Bridging loans - short and sweet
Short and sweet
Risk. It’s been the watchword in the mortgage market since 2008 and despite the industry undergoing quite the recovery since the downturn lenders are still fearful of any deals deemed to be even slightly risky.
Borrowers who need to move quickly are particularly out of luck as tightened criteria and increased scrutiny means the application process can be more cumbersome and time consuming.
But bridging lenders have seized the opportunity to come to the rescue.
So what exactly is a bridging loan?
Bridging loans are short term loans that can be accessed very quickly. The processing time for a bridging loan can be as little as 48 hours - significantly less than a standard mortgage application.

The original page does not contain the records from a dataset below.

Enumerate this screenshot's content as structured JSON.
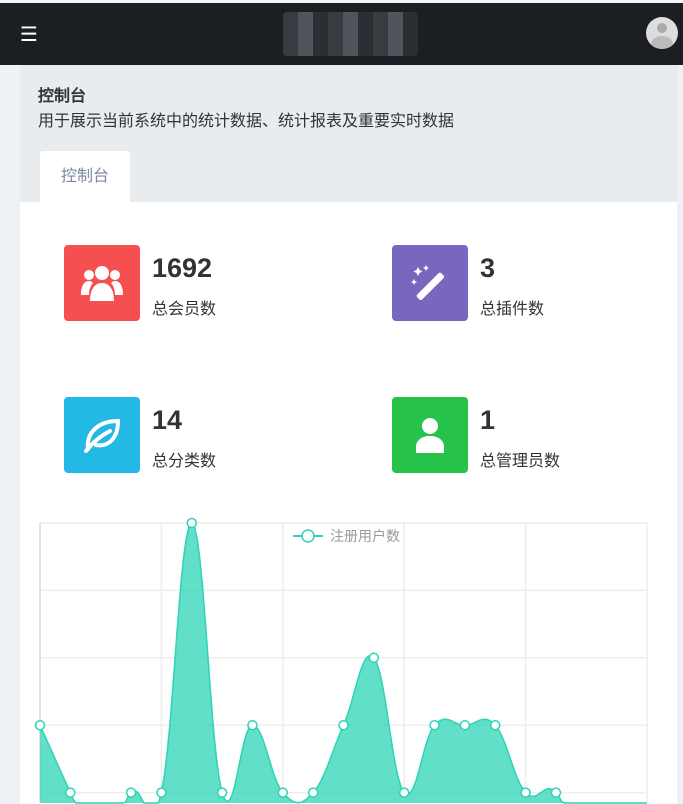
{
  "navbar": {
    "menu_icon": "hamburger-icon",
    "avatar_icon": "user-avatar-icon"
  },
  "header": {
    "title": "控制台",
    "description": "用于展示当前系统中的统计数据、统计报表及重要实时数据"
  },
  "tabs": [
    {
      "label": "控制台",
      "active": true
    }
  ],
  "stats": [
    {
      "value": "1692",
      "label": "总会员数",
      "icon": "users-icon",
      "color": "#f5504f"
    },
    {
      "value": "3",
      "label": "总插件数",
      "icon": "magic-wand-icon",
      "color": "#7866bf"
    },
    {
      "value": "14",
      "label": "总分类数",
      "icon": "leaf-icon",
      "color": "#24b8e6"
    },
    {
      "value": "1",
      "label": "总管理员数",
      "icon": "user-icon",
      "color": "#26c24a"
    }
  ],
  "chart_data": {
    "type": "area",
    "legend": [
      "注册用户数"
    ],
    "legend_position": "top-center",
    "grid": true,
    "color": "#2dd4b5",
    "smooth": true,
    "ylim": [
      0,
      5
    ],
    "series": [
      {
        "name": "注册用户数",
        "values": [
          2,
          1,
          0,
          1,
          1,
          5,
          1,
          2,
          1,
          1,
          2,
          3,
          1,
          2,
          2,
          2,
          1,
          1,
          0,
          0,
          0
        ]
      }
    ]
  }
}
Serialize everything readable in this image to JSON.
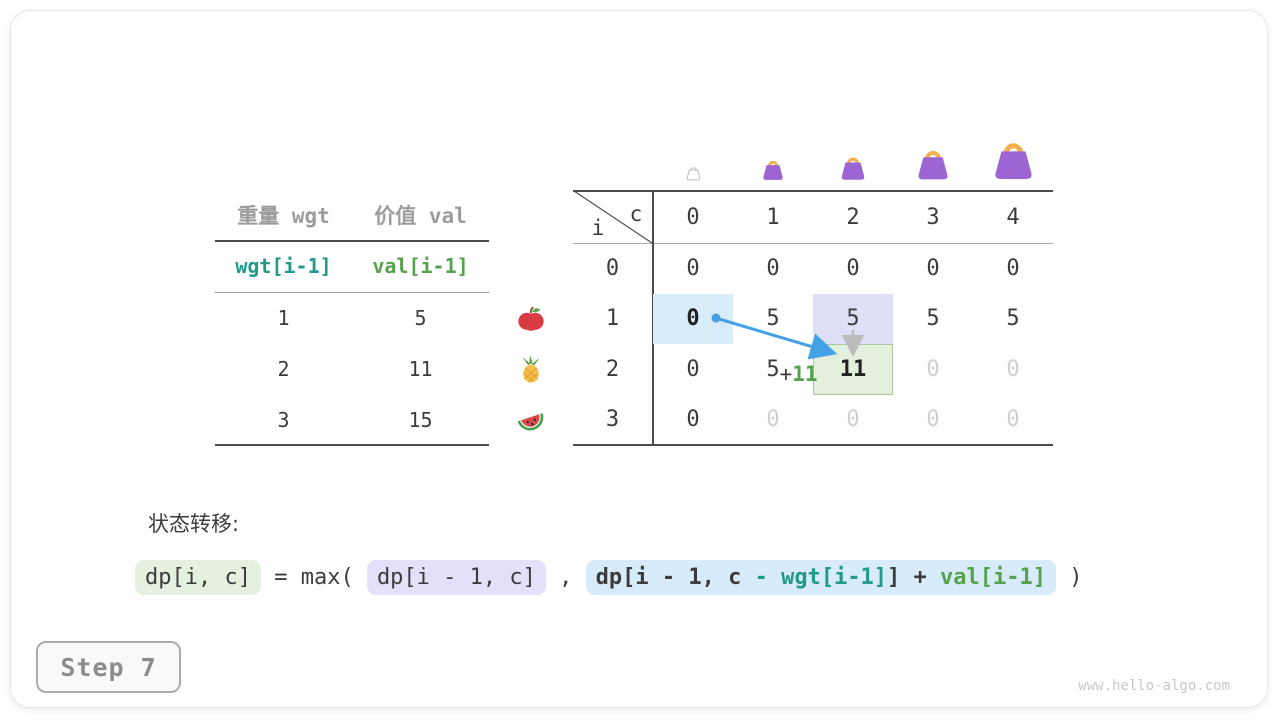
{
  "page": {
    "step_label": "Step 7",
    "footer": "www.hello-algo.com"
  },
  "items_table": {
    "col_headers": [
      "重量 wgt",
      "价值 val"
    ],
    "index_row": [
      "wgt[i-1]",
      "val[i-1]"
    ],
    "rows": [
      {
        "fruit": "apple",
        "wgt": "1",
        "val": "5"
      },
      {
        "fruit": "pineapple",
        "wgt": "2",
        "val": "11"
      },
      {
        "fruit": "watermelon",
        "wgt": "3",
        "val": "15"
      }
    ]
  },
  "dp_table": {
    "corner_col": "c",
    "corner_row": "i",
    "col_headers": [
      "0",
      "1",
      "2",
      "3",
      "4"
    ],
    "row_headers": [
      "0",
      "1",
      "2",
      "3"
    ],
    "bags": [
      {
        "col": 0,
        "size": 17,
        "empty": true
      },
      {
        "col": 1,
        "size": 24,
        "empty": false
      },
      {
        "col": 2,
        "size": 28,
        "empty": false
      },
      {
        "col": 3,
        "size": 36,
        "empty": false
      },
      {
        "col": 4,
        "size": 45,
        "empty": false
      }
    ],
    "cells": [
      [
        "0",
        "0",
        "0",
        "0",
        "0"
      ],
      [
        "0",
        "5",
        "5",
        "5",
        "5"
      ],
      [
        "0",
        "5",
        "11",
        "0",
        "0"
      ],
      [
        "0",
        "0",
        "0",
        "0",
        "0"
      ]
    ],
    "cell_styles": {
      "bold": [
        [
          1,
          0
        ],
        [
          2,
          2
        ]
      ],
      "dim": [
        [
          2,
          3
        ],
        [
          2,
          4
        ],
        [
          3,
          1
        ],
        [
          3,
          2
        ],
        [
          3,
          3
        ],
        [
          3,
          4
        ]
      ],
      "bg_blue": [
        [
          1,
          0
        ]
      ],
      "bg_lavender": [
        [
          1,
          2
        ]
      ],
      "bg_green": [
        [
          2,
          2
        ]
      ]
    },
    "annotation": {
      "plus": "+",
      "gain": "11"
    }
  },
  "transition": {
    "label": "状态转移:",
    "lhs": "dp[i, c]",
    "equals_max": " = max( ",
    "arg1": "dp[i - 1, c]",
    "comma": " , ",
    "arg2_parts": [
      {
        "text": "dp[i - 1, c ",
        "color": "dark"
      },
      {
        "text": "- wgt[i-1]",
        "color": "teal"
      },
      {
        "text": "] + ",
        "color": "dark"
      },
      {
        "text": "val[i-1]",
        "color": "green"
      }
    ],
    "close": " )"
  },
  "colors": {
    "dark_text": "#3c3c3c",
    "gray_text": "#9c9c9c",
    "dim_zero": "#cfcfcf",
    "teal": "#22998a",
    "green": "#55a14d",
    "arrow_blue": "#45a1e6",
    "arrow_gray": "#bcbcbc",
    "cell_blue_bg": "#d8ecfa",
    "cell_lavender_bg": "#e0dff8",
    "cell_green_bg": "#e4f0de",
    "cell_green_border": "#a5c99b",
    "bag_purple": "#9d64d3",
    "bag_handle": "#f2b04e"
  }
}
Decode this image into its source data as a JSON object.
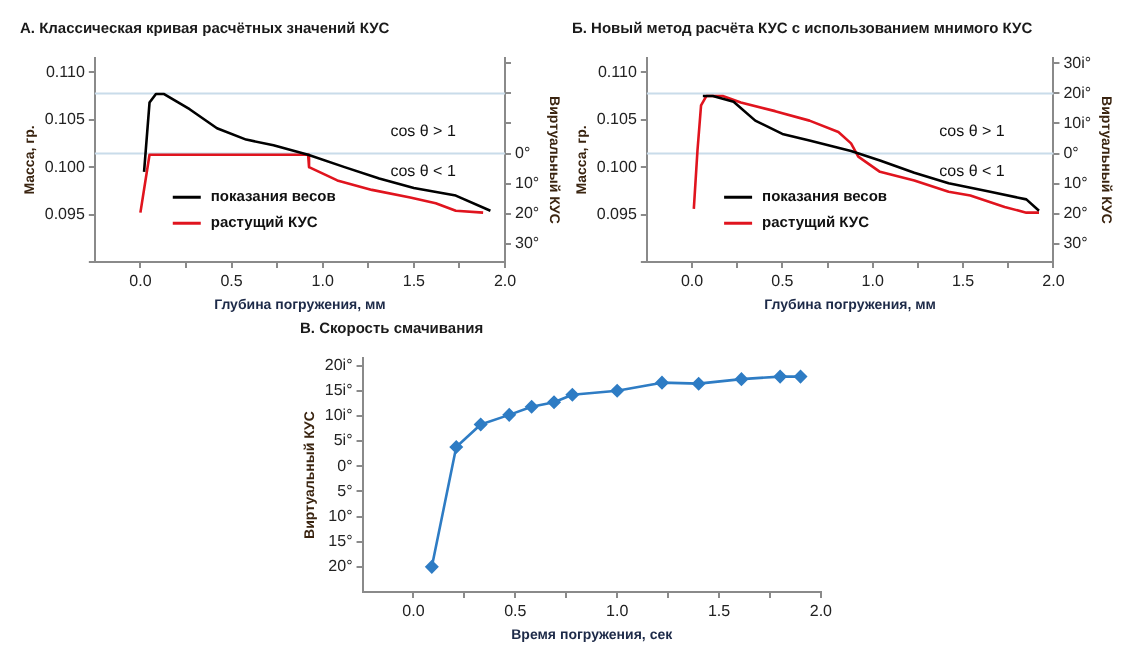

They are designed to act as a short-term solution, however, as they typically come with a very high rate of interest and often have hefty administration fees attached.
When are they used?
As one would expect, bridging loans are ideal for situations where finance is needed quickly but where an alternative source of finance is lined up.
A buyer looking to purchase a property at auction, for example, who will only have 28 days to pay the balance on the property would be a perfect candidate for bridging finance. Similarly, if a homeowner is in a chain and doesn't want to miss out on their new house just because their existing property is taking longer to sell than expected, bridging could be used.
Borrowers who are looking to buy a house for which a traditional mortgage would not be suitable could also look into bridging. Most mortgage lenders won’t offer mortgages on properties that don’t have a working kitchen or bathroom, for example, so a property investors looking to buy a run down home and renovate it could use bridging finance in the first instance before refinancing.
What are the alternatives?
Without an exit strategy bridging finance can be extremely expensive so it’s worth exploring other options unless you have a clear route out of the loan. Standard second charge loans could be a viable alternative. Second charges have much lower interest costs and borrowers won’t need to refinance quickly.
For borrowers looking to bridging finance because they need to complete on their new home before selling their existing property Let to Buy could be an option, provided you have enough equity in your current property to remortgage and raise the deposit for the new home.
You would have the lender’s permission to let out your existing property and use the income to cover the mortgage and other outgoings. An occupied property might sell better and you will then be free to take out a mortgage for your new home without the need for a bridging loan.
An experienced mortgage broker will be able to help identify the best value solution for your circumstances.